Throughout what Augustine describes as “endless, restless and sleepless chemo nights,” he would scribble down ideas pertaining to every aspect of his situation. The next day, he would approach them at his drawing board, attempting to flesh out these jumbled jottings into cartoons that could offer him comfort and make others smile. Doing so pushed him into confronting his diagnosis and not only accepting the prognosis but coping with it, too.
“In the acts of writing and drawing, I’m completely absorbed in the subject matter of my predicament, and I must embrace cancer to find the humor,” Augustine says of his drawing process. “Every day, I’m forced to face up to cancer and to look for every chance to laugh at it and ridicule it.”
Returning to his daily newspaper origins, Augustine would write and draw at random anywhere and everywhere. The chemotherapy chair, in which he’d sit for up to four hours, was a particularly productive location. He’d bounce ideas off of his nurses and doctors, who began wanting to use the cartoons for lectures.
“After experiencing the reactions to my ‘cancer’ cartoons from oncology nurses, oncologists, surgeons, dietitians, therapists and fellow patients during treatments, I’m extremely aware of the positive impact of humor in these environments,” says Augustine. “My nurses and doctors fully embraced the cartoon humor.”
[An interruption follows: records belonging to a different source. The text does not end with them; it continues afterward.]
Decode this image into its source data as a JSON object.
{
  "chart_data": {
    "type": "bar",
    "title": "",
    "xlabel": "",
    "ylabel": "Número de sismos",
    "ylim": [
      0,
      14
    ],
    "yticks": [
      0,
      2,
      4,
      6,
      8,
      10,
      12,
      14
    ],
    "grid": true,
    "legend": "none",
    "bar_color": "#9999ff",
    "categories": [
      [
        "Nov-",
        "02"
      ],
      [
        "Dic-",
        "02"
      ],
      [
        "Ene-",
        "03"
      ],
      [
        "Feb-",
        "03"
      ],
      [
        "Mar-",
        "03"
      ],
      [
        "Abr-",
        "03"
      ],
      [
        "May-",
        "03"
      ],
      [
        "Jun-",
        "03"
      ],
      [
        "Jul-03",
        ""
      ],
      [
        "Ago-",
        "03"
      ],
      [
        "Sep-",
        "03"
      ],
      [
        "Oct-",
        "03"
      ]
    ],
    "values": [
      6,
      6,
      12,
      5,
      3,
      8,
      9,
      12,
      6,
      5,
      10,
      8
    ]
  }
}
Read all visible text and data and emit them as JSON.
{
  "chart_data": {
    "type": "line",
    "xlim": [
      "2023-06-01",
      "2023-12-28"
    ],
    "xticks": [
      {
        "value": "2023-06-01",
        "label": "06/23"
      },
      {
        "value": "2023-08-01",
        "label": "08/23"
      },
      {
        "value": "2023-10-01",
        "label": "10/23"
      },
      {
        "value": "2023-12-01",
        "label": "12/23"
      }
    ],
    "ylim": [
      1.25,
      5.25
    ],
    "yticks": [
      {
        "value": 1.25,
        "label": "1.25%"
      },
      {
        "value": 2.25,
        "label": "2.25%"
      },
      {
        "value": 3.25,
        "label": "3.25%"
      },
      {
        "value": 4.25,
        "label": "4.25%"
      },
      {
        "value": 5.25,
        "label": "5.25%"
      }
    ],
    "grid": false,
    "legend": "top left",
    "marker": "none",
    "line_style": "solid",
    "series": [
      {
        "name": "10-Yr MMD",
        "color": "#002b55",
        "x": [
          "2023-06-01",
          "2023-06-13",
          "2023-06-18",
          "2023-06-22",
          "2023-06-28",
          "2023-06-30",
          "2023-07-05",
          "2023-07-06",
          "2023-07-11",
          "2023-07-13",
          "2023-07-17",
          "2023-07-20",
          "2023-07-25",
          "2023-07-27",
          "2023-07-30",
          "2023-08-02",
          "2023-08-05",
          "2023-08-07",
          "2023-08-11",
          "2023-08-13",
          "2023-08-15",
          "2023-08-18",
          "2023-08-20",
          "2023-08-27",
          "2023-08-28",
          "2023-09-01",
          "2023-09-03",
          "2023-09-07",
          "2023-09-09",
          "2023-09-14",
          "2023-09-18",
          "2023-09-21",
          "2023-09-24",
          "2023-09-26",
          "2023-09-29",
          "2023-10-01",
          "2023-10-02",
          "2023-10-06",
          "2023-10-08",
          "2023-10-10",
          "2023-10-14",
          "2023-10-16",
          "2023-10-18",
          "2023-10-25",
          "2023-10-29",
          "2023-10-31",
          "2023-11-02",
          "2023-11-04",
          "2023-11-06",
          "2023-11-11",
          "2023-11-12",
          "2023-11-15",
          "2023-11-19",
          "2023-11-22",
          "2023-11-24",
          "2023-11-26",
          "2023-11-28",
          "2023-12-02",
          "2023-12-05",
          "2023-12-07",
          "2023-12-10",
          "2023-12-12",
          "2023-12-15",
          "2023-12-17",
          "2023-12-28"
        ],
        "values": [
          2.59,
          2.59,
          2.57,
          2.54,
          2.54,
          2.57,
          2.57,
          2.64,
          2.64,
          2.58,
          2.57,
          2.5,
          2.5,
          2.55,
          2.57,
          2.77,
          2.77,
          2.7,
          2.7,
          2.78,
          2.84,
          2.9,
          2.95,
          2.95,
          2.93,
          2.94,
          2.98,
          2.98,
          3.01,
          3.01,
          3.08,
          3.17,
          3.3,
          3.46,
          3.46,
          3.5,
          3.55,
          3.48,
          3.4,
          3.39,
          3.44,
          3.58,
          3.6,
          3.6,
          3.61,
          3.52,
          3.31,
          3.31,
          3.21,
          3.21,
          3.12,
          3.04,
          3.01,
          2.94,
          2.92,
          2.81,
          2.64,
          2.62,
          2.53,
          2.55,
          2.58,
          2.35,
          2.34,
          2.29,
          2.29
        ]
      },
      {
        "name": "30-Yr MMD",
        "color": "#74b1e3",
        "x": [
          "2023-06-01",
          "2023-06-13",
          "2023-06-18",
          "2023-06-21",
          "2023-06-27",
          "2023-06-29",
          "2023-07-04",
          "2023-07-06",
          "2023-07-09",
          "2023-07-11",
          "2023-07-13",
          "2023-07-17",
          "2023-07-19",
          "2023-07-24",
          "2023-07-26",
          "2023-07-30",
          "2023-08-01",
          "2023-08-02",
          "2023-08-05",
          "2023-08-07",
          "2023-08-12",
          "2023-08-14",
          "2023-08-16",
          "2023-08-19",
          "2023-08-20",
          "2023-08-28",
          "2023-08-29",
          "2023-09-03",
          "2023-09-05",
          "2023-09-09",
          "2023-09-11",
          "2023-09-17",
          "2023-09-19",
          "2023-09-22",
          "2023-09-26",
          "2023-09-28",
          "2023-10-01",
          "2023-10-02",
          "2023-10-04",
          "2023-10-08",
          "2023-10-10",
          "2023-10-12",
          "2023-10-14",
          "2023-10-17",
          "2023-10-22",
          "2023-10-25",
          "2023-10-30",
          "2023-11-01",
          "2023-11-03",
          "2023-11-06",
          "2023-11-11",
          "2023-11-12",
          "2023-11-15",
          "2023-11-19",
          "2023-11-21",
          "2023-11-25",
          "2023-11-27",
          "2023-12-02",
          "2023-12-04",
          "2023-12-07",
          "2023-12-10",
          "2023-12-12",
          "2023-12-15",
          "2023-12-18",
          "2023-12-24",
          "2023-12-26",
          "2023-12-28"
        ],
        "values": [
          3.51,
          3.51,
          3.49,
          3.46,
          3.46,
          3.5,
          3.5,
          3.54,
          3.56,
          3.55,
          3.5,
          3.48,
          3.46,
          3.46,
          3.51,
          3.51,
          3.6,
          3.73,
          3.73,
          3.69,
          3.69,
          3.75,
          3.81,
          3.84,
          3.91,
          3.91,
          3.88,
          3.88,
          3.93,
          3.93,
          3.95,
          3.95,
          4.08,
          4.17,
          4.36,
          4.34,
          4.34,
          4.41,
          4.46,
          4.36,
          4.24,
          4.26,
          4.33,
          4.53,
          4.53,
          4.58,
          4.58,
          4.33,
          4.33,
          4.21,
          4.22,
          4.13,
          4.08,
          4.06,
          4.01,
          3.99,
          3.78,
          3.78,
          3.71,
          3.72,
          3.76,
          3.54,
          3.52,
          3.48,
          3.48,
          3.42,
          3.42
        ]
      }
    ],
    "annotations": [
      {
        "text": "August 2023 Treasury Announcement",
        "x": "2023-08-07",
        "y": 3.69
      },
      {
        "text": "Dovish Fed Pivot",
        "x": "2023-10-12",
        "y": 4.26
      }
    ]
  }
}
It was their encouragement that led Augustine to publish “Why Is He Laughing?: A Cartoonist’s Journey With Cancer,” a book consisting of hundreds of cartoons centered on his cancer experience that he describes as “a gift of humor from those situations and places recognizable by those living with cancer, their families and caregivers.” The publication is dedicated to health care professionals and a percentage of book sales is donated to lung cancer research.
After two years of treatment, Augustine’s health has stabilized. He still has a port in his arm and his oncologist is still watching his regular scans, but he’s continuing to draw and share daily cartoons on his Instagram that showcase the absurd comedy in a cancer diagnosis that isn’t often acknowledged.
Through finding the humor in his situation, Augustine says he and his family are a little happier and more ready to communicate, joking about the taboos of cancer and finding some relief in laughing.
He hopes his book of cancer-related cartoons encourages other warriors to do the same.
“I am so grateful to have the talent to ‘laugh’ at cancer—regardless of how personal. The cartoons are comforting and creating them still gives me happiness, positivity and a mental strength to confront cancer ‘head on,’” says Augustine. “Hopefully, they’ll act as a guide and lighten the burden for others. I appreciate that not everyone is able to create humor around cancer—but it is possible to look for humor, even in the most frightening places and situations.”